Durante a campanha de vacinação contra a COVID-19, a enfermeira municipal Doroteia Cajazeira, ficou responsável por vacinar os idosos de uma clínica geriátrica custeada pelo município de Sucupira do Norte. Para tanto, recebeu 100 (cem) doses de vacina para ministrar em tais idosos. Como a pandemia estava no seu auge, e seu amado amante, Odorico Paraguaçu, não estava na lista de vacinação, Doroteia retirou uma das doses que seria ministrada, a levou para casa e, na calada da noite, ministrou em seu amante, enquanto ele dormia no leito conjugal. No dia seguinte, a supervisora de tal asilo descobriu que um dos idosos não havia sido imunizado, e procurou pela Secretária de Saúde do município, a qual levou tais fatos ao conhecimento do delegado da comarca, que, por sua vez, determinou a instauração de inquérito policial. Ao ser ouvida, em cartório, Doroteia, confessou os fatos acima narrados, declarando que tomara tal atitude, a fim de imunizar seu grande amor, e como ele possui aversão à injeção, o vacinou enquanto repousava.
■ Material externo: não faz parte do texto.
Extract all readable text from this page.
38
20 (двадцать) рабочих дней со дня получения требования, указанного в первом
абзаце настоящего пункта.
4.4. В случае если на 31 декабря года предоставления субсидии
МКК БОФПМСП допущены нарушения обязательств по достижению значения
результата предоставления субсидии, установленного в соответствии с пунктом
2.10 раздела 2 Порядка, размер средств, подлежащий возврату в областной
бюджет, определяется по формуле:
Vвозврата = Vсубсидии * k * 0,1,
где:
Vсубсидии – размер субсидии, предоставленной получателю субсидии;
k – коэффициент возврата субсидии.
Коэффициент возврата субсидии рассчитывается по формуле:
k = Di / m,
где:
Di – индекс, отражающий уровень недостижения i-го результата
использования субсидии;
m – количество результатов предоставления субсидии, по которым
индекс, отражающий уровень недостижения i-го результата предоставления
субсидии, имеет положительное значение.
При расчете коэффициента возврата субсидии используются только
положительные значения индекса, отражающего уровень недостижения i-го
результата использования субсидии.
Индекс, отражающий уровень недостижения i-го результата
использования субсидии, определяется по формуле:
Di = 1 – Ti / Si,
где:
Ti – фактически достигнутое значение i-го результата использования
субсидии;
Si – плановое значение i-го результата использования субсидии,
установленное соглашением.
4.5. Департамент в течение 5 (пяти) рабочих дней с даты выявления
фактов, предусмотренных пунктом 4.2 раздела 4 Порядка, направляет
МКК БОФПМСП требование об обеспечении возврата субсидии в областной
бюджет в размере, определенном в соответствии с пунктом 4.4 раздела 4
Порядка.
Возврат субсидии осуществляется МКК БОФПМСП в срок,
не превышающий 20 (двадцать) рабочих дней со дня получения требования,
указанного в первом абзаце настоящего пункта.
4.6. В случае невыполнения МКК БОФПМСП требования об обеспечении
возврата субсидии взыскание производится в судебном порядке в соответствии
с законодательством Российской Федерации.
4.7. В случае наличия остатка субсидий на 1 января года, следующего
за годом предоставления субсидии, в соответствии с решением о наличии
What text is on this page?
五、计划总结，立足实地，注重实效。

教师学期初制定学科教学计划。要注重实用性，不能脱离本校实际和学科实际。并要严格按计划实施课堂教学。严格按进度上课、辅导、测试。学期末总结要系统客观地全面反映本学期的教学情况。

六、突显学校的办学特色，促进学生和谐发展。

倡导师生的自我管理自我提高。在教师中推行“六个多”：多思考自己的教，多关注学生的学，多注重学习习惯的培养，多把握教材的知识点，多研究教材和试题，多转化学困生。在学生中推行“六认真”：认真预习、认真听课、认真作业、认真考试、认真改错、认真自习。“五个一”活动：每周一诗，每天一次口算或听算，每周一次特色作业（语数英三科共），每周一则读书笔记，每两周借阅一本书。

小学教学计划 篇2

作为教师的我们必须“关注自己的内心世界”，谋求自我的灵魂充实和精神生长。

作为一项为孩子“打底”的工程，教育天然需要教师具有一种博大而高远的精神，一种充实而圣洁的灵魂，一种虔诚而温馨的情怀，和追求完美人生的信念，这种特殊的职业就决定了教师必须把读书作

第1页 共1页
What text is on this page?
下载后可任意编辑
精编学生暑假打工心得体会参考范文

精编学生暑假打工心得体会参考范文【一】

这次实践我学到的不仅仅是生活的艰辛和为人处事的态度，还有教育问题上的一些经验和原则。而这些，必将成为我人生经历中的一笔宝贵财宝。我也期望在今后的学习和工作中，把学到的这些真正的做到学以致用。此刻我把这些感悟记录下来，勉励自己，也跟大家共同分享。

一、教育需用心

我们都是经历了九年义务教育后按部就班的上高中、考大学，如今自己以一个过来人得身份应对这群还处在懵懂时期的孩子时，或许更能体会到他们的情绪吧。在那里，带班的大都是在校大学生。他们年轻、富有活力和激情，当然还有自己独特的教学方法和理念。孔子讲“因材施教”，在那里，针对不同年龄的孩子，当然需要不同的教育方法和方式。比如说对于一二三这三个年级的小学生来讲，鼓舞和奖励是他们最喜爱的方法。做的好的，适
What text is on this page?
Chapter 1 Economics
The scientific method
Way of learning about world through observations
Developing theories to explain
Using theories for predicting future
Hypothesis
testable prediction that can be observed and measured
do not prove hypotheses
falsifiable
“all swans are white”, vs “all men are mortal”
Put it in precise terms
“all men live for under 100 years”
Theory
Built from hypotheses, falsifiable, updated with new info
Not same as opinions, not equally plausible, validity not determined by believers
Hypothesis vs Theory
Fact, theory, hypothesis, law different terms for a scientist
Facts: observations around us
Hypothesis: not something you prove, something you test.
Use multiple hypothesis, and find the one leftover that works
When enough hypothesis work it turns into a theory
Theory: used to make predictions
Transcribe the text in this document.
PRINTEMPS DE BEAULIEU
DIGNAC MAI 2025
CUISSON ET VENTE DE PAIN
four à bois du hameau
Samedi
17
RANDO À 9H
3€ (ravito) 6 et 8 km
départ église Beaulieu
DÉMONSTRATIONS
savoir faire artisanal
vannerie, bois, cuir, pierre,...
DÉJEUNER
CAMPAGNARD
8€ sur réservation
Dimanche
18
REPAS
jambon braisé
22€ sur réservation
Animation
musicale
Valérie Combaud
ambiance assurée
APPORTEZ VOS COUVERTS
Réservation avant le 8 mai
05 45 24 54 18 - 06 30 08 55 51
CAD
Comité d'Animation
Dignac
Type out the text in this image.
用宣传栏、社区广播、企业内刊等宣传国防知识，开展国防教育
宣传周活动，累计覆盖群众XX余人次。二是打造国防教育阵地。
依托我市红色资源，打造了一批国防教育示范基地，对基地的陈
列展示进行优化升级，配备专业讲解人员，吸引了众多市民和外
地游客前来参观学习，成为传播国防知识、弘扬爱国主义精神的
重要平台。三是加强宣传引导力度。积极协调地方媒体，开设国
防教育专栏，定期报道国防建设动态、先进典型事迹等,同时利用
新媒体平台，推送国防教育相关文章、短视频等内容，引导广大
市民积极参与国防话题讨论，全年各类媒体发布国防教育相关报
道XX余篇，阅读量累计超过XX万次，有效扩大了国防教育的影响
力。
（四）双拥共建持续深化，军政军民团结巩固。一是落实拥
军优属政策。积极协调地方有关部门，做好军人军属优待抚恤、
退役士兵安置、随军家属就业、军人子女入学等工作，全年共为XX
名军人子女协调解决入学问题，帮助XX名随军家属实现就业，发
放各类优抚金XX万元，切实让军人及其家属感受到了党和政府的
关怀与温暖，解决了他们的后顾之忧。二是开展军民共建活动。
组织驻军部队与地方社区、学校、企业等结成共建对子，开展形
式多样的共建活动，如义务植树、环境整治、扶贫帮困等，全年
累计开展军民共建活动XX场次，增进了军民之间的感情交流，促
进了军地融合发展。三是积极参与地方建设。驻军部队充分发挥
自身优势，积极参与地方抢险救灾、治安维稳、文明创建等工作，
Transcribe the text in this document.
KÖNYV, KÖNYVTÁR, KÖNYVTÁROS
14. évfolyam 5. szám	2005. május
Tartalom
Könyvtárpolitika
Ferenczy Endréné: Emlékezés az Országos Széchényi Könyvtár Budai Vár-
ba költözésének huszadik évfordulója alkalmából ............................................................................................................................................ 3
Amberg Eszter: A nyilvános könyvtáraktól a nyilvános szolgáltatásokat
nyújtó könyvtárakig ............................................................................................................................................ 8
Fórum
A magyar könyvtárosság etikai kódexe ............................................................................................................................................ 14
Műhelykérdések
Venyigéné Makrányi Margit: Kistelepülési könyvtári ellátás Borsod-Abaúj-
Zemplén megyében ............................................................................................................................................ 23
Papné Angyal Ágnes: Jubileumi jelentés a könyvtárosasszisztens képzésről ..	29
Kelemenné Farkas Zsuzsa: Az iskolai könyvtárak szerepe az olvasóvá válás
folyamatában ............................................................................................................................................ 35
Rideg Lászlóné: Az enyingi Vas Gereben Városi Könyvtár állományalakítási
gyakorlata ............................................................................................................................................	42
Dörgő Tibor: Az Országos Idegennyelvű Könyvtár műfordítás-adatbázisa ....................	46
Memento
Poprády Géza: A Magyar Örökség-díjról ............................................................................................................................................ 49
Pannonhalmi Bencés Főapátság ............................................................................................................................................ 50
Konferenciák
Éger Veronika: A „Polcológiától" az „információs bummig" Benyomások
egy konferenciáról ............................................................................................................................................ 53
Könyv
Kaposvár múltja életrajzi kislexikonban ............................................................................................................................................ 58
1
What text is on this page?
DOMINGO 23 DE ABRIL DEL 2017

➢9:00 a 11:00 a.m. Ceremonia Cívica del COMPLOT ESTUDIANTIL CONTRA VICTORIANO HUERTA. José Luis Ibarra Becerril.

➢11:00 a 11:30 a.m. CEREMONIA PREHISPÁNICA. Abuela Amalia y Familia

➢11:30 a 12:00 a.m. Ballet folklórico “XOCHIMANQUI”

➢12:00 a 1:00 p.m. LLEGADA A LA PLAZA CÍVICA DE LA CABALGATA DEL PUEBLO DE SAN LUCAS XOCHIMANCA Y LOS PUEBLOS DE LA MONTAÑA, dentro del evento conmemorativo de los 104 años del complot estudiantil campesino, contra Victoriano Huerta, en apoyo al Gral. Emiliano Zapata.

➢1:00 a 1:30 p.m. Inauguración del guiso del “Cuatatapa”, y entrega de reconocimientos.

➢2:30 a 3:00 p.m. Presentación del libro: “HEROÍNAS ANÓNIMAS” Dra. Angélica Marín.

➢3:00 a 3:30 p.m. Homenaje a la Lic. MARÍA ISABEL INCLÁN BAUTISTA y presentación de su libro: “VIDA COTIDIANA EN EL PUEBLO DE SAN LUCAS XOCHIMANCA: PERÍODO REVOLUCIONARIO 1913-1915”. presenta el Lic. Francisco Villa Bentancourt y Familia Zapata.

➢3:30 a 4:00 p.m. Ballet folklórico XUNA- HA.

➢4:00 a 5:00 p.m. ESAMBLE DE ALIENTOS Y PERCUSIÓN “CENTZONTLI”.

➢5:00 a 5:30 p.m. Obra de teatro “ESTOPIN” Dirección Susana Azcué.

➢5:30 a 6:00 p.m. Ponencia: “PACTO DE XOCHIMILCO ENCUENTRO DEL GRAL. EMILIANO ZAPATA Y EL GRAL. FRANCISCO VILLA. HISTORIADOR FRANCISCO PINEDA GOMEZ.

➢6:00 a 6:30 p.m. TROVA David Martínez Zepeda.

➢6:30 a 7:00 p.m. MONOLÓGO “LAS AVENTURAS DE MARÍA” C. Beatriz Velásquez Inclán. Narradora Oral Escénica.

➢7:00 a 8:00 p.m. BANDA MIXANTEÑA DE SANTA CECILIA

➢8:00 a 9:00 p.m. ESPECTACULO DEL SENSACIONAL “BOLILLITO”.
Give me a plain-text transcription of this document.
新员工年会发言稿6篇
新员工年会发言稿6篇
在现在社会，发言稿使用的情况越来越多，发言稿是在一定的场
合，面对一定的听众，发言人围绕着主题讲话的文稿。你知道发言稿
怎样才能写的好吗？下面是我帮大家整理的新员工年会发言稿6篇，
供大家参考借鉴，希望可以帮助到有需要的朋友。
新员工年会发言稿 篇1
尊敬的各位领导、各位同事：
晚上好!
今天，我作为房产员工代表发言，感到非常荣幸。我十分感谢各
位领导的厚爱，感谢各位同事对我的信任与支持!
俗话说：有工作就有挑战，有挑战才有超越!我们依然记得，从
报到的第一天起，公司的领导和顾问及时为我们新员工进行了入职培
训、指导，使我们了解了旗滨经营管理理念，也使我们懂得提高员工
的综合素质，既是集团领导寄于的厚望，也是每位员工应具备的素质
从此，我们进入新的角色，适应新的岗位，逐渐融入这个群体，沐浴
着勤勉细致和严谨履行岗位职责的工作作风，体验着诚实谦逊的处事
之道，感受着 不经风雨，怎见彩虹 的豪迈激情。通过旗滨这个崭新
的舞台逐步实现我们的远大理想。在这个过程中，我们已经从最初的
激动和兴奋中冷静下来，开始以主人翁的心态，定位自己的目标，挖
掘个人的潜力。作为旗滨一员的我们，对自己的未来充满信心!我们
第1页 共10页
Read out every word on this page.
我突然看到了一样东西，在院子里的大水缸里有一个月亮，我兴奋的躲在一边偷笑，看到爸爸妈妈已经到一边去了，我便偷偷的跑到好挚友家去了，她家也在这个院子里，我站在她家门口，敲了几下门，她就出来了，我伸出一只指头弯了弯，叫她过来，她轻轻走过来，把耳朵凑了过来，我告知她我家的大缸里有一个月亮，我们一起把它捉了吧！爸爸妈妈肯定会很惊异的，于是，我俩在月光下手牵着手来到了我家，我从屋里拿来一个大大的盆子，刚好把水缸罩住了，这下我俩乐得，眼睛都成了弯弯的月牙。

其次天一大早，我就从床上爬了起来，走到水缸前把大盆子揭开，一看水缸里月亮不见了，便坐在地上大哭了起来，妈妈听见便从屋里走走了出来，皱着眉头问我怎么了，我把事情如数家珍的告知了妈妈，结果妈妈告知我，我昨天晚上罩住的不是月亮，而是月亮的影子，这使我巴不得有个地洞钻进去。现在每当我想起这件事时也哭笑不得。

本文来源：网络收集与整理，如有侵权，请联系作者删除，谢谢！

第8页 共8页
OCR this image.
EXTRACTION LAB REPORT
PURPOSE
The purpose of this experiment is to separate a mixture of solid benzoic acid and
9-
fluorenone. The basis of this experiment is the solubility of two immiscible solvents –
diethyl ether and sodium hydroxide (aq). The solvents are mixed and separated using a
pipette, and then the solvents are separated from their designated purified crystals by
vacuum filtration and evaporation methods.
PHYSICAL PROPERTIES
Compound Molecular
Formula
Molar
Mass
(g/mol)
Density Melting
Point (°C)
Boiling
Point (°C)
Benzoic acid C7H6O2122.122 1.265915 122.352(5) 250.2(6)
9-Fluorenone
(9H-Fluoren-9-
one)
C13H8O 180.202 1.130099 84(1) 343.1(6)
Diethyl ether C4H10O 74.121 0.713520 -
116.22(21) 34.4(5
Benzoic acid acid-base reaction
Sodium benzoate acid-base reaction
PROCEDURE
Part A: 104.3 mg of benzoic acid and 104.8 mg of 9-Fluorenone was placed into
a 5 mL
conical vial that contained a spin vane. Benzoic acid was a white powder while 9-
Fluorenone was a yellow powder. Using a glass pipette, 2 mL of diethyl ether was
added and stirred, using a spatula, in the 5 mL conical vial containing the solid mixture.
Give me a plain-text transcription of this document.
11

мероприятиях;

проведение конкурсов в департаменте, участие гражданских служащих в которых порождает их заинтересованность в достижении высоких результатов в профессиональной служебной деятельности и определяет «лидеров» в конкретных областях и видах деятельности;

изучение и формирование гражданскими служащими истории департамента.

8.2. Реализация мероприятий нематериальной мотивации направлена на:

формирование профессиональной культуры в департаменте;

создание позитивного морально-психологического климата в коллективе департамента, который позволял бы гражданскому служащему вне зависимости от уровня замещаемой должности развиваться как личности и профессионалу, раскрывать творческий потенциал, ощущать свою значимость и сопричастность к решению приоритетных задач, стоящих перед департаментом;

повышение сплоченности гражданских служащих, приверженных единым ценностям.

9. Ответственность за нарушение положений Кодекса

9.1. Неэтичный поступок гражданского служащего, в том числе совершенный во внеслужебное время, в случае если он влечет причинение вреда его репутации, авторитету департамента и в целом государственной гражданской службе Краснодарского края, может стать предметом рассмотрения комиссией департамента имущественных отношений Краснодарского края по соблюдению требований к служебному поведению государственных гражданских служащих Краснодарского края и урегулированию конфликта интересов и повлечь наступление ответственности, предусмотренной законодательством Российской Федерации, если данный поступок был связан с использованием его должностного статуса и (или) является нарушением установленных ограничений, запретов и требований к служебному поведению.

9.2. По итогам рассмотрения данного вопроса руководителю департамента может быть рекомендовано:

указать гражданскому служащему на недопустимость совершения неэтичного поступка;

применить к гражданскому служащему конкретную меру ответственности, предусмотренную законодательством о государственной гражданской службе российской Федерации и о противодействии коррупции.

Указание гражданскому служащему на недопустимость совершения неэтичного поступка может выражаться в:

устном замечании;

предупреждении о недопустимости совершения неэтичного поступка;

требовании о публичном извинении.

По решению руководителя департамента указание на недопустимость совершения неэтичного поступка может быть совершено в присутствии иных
Em relação aos fatos narrados, é CORRETO afirmar:
- A)Doroteia Cajazeira praticou o delito de peculato desvio (art. 312, segunda parte do caput CP), uma vez que, agindo como se fosse dono, desviou a dose de vacina em proveito próprio ou alheio.
Certa, porque Doroteia tinha a posse da vacina em razão do cargo e a desviou para finalidade alheia, configurando peculato-desvio (art. 312, caput, segunda parte, do CP).
- B)Doroteia Cajazeira praticou o delito de peculato furto (art. 312, primeira parte do caput CP), uma vez que se valeu de sua condição de funcionária pública para subtrair a dose de vacina, bem que lhe era confiado.
Errada, porque peculato-furto exige a subtração sem posse prévia do bem, e aqui a vacina já estava confiada à agente pública.
- C)Doroteia Cajazeira teria praticado o crime de furto qualificado por abuso de confiança (art. 155, § 4º, II CP).
Errada, porque não houve furto qualificado: a conduta se enquadra em crime funcional, já que a agente tinha a posse do bem por causa do cargo.
- D)Doroteia Cajazeira teria praticado o crime de prevaricação imprópria (art. 319-A CP), uma vez que deixou de praticar ato de ofício para atender a um sentimento pessoal.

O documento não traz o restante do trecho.